385695 Clete

Discovery
- Discovered by: C. Trujillo S. S. Sheppard
- Discovery site: Las Campanas Obs.
- Discovery date: 8 October 2005

Designations
- Pronunciation: /ˈkliːtiː/
- Named after: Clete (Greek mythology)
- Alternative designations: 2005 TO_{74}
- Minor planet category: Neptune trojan · L_{4} centaur · distant

Orbital characteristics
- Epoch 27 April 2019 (JD 2458600.5)
- Uncertainty parameter 4
- Observation arc: 10.02 yr (3,661 d)
- Aphelion: 31.575 AU
- Perihelion: 28.534 AU
- Semi-major axis: 30.055 AU
- Eccentricity: 0.0506
- Orbital period (sidereal): 164.77 yr (60,182 d)
- Mean anomaly: 286.36°
- Mean motion: 0° 0^{m} 21.6^{s} / day
- Inclination: 5.2546°
- Longitude of ascending node: 169.40°
- Argument of perihelion: 306.84°
- Neptune MOID: 0.523 AU

Physical characteristics
- Dimensions: 97 km 100 km
- Apparent magnitude: 23.2
- Absolute magnitude (H): 8.3

= 385695 Clete =

Neptune trojan

385695 Clete (provisional designation ') is a Neptune trojan, co-orbital with the ice giant Neptune, approximately 97 km in diameter. It was named after Clete, one of the Amazons from Greek mythology. The minor planet was discovered on 8 October 2005, by American astronomers Scott Sheppard and Chad Trujillo at Las Campanas Observatory in Chile. 23 known Neptune trojans have already been discovered.

== Naming ==

This minor planet was named from Greek mythology after Clete, a member of the Amazons, an all-female warrior tribe that fought in the Trojan War on the side of the Trojans against the Greek. Clete was one of the twelve followers of the Amazonian queen Penthesilea and went looking for her after she went missing during the war. According to the queen's will, Clete sailed to Italy and founded the city of Clete. The official was published by the Minor Planet Center on 18 May 2019 (M.P.C. 114955). The naming follows the scheme already established with 385571 Otrera, which is to name these Neptune trojans after figures related to the Amazons.

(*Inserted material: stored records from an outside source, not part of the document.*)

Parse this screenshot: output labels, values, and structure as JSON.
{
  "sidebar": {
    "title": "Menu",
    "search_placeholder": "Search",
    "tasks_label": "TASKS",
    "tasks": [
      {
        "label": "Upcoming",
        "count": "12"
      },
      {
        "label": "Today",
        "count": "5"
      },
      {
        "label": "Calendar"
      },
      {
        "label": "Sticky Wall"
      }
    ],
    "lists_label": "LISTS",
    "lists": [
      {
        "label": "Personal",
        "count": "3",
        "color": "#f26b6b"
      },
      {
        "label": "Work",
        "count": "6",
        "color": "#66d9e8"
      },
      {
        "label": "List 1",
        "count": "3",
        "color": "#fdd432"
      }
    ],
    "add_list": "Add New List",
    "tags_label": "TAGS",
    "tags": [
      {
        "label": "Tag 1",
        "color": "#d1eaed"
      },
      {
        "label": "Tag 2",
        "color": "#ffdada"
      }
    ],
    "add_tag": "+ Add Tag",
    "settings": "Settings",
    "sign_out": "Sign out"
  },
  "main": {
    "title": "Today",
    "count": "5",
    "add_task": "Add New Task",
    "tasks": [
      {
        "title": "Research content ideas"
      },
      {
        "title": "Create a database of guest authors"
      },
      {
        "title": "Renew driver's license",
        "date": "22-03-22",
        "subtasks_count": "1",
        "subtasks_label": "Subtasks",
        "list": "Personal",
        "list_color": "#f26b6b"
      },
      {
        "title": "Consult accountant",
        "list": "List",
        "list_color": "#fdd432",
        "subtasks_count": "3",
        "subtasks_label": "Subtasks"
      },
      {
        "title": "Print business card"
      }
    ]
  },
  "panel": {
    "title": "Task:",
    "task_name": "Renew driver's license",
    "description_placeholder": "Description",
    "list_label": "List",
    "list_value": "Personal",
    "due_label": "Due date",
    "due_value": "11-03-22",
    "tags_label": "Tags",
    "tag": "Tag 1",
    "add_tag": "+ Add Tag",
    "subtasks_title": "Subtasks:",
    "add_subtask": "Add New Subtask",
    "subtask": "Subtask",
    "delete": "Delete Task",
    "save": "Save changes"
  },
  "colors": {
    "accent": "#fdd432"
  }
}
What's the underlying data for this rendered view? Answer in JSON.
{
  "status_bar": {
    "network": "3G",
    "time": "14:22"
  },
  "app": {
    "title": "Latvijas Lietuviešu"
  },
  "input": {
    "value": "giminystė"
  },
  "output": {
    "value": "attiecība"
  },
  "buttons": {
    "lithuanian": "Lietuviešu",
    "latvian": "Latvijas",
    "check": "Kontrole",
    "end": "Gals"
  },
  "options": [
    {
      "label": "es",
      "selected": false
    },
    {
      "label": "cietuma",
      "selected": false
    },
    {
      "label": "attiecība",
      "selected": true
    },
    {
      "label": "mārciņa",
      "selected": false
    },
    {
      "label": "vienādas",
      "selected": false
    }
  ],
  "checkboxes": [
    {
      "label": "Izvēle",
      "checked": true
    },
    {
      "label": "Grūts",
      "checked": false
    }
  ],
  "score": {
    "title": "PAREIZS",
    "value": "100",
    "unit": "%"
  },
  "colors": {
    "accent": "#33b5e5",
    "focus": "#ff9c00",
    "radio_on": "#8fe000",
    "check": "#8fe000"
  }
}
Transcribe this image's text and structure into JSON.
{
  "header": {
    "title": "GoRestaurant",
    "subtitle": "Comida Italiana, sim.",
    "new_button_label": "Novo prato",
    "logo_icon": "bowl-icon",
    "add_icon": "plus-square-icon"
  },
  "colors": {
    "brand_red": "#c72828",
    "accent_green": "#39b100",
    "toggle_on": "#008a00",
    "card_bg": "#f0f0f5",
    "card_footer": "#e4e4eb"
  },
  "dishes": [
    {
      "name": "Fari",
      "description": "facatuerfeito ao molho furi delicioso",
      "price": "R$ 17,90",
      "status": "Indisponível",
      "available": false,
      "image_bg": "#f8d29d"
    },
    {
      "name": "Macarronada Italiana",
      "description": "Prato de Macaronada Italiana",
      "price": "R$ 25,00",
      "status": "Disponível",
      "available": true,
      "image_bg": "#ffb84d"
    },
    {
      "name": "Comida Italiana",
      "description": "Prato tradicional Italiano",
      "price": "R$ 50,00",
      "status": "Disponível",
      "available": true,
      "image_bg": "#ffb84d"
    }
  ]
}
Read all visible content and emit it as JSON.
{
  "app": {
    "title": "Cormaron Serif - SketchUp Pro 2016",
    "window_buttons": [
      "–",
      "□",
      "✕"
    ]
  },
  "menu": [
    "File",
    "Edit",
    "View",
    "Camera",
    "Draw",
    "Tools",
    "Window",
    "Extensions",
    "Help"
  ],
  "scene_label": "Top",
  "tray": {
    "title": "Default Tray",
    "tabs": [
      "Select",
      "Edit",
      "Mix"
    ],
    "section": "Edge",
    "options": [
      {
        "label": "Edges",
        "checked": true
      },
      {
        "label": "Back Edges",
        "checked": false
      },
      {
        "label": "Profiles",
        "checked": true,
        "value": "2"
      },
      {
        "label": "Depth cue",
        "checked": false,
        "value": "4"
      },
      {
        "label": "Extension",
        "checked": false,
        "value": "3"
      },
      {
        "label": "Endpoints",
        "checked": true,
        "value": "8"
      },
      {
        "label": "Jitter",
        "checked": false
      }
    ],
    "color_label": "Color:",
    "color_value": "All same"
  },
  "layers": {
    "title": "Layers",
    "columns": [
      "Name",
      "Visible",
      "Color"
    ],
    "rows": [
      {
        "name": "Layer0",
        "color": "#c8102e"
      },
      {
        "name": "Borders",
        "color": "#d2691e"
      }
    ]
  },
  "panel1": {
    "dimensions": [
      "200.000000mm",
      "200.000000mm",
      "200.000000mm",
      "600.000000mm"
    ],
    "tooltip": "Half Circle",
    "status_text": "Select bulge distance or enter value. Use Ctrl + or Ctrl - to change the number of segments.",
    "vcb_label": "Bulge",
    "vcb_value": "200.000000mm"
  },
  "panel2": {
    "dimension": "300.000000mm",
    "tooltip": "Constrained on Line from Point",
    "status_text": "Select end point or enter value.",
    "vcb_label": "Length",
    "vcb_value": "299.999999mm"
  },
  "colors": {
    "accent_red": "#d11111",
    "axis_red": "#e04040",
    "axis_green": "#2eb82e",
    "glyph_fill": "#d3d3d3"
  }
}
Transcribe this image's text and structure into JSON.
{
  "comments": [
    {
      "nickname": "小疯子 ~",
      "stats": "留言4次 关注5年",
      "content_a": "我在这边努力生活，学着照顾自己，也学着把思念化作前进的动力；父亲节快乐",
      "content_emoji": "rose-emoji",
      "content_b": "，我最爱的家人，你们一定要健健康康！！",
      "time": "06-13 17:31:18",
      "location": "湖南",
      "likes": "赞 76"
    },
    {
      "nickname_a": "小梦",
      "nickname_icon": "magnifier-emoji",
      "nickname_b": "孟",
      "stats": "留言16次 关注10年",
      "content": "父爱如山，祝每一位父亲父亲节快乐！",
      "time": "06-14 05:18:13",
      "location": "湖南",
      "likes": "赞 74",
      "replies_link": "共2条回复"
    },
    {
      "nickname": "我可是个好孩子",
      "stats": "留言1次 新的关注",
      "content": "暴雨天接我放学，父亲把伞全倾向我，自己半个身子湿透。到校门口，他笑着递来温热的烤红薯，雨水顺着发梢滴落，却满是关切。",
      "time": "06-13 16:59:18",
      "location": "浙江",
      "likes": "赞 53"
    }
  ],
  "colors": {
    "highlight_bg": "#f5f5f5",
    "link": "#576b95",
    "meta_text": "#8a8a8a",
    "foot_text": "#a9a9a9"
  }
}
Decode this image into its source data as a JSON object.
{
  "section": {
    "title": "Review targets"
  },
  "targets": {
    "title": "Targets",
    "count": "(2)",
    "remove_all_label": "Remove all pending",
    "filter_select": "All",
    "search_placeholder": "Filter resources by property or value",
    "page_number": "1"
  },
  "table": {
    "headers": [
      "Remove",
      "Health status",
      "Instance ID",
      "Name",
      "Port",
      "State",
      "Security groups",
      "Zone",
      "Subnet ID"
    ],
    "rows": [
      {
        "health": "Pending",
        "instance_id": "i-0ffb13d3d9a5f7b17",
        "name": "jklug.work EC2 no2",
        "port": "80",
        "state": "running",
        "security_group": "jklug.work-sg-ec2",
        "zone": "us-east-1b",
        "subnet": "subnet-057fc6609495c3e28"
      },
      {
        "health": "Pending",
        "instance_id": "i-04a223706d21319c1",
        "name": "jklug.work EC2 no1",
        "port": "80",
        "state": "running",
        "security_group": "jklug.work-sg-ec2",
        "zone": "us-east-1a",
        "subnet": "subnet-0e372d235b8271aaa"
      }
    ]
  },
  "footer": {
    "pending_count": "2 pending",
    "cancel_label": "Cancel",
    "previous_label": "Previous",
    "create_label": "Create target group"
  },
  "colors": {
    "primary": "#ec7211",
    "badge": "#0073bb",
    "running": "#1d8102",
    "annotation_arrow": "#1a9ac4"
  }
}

== Orbit and classification ==

Clete orbits near Neptune's Lagrangian point about 60° ahead of Neptune and thus has the about same orbital period as Neptune. It orbits the Sun at a distance of 28.5–31.6 AU once every 164 years and 9 months (60,182 days; semi-major axis of 30.06 AU). Its orbit has an eccentricity of 0.05 and an inclination of 5° with respect to the ecliptic.

The Neptune-resonance should keep it more than 19 AU from Neptune for 14,000 years. As of 2016, it is 25.5 AU from Neptune. Clete is located close to the boundary separating stable orbits from unstable ones, and it may be influenced by a secular resonance.

== Physical characteristics ==

=== Diameter ===

The discoverers estimate that Clete has a mean-diameter of 100 kilometers based on a magnitude of 23.2. Based on a generic magnitude-to-diameter conversion, it measures approximately 97 kilometers in diameter using an absolute magnitude of 8.3 with an assumed albedo of 0.09.